Welfare Workings: Popular Politics and the Public in Contemporary India

Project Description

(Gabriel Locke Suchodolski, Hannah Carlan,

Nafis Hasan, Nivedita Nath and Tanya Matthan)

Welfare has come to reshape communities’ livelihoods in historically unprecedented ways in the global South. The topic of welfare has permeated discussions of development, citizenship, human rights, and infrastructure. Through an interdisciplinary, fieldwork-based research dialogue, this working group aims to trace multiple ways in which the ‘public’ and popular politics have been reconfigured by welfare in one of the most populous and welfare-engaged countries in the world: India. Indian democracy has both been hailed as welfare engaged as well as dismissed for presenting a ‘mirage of welfare’ while the rights of its vast masses go unheeded.
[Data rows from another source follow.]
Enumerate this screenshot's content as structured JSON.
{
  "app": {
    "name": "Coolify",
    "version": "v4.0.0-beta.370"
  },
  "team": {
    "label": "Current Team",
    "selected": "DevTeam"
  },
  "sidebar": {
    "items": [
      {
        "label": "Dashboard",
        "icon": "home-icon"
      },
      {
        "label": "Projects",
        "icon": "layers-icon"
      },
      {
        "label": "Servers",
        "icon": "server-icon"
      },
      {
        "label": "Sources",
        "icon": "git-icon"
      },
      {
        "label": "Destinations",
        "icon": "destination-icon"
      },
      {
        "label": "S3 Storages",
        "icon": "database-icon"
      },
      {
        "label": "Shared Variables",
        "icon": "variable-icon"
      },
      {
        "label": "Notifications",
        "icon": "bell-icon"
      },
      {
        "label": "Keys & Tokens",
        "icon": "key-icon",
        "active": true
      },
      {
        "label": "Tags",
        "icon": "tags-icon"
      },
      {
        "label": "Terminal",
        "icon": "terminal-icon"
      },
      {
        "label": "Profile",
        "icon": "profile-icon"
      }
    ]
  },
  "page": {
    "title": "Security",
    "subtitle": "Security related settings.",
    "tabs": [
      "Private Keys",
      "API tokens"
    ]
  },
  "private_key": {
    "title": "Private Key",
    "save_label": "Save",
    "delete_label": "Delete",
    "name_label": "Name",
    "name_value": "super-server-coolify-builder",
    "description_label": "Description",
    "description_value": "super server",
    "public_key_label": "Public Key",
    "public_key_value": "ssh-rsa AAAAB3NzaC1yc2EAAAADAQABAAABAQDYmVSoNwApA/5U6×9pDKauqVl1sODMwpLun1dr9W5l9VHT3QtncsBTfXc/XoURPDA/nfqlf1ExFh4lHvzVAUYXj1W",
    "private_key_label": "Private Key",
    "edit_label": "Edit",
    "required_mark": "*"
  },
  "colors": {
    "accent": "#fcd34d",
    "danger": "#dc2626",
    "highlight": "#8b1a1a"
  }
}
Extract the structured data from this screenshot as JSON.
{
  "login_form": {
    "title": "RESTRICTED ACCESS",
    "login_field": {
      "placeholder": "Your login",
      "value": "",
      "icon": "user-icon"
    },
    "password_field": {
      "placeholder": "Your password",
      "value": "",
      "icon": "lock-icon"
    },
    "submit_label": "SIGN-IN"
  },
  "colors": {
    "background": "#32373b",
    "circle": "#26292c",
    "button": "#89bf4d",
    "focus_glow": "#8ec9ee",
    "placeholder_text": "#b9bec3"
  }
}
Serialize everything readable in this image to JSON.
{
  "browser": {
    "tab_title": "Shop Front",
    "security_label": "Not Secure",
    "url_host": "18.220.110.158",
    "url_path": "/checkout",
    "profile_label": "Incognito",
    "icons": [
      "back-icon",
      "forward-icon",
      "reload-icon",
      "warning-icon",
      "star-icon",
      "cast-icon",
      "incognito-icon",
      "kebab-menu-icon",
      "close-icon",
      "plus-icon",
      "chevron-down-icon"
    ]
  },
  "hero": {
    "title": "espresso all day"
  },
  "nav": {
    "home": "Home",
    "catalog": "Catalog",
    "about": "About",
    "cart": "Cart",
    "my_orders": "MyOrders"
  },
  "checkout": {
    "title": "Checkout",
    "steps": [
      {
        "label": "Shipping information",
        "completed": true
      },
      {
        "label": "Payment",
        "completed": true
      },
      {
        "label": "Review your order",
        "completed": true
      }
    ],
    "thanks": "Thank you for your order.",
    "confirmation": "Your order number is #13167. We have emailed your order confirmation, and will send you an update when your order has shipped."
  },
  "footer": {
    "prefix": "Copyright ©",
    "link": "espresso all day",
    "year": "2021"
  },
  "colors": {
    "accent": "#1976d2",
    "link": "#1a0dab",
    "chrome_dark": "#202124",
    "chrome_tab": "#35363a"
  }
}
Over two decades after the liberalization of its economy, India is grappling with the highest levels of inequality since colonial rule. We thus propose that it is particularly relevant to critically evaluate the rhetoric and the actual workings of welfare policy in India.

Welfare Workings

We engage the topic welfare in its broadest sense, drawing on multiple disciplines, and comprehend the topic as both:

1)    A constellation of legal entitlements to public services and goods such as education, health, housing, employment, cash transfers, or other scheme-based incentives;

2)    A socioculturally constituted set of discourses and practices that continuously reshapes subjectivities and social relations vis-à-vis the state, transnational capital, and humanitarian organizations.

Building on findings from our individual archival and fieldwork in urban and rural locations across India in summer 2016, we will collaboratively investigate the cultural, economic, and political logics of welfare. Throughout the academic year we will host public talks by scholars and activists, maintain reading a discussion groups and publish short pieces and podcasts. Through these collective activities we hope to nurture dialogues between different local communities, activists, scholars, and across academic disciplines on the fascinating topic of welfare.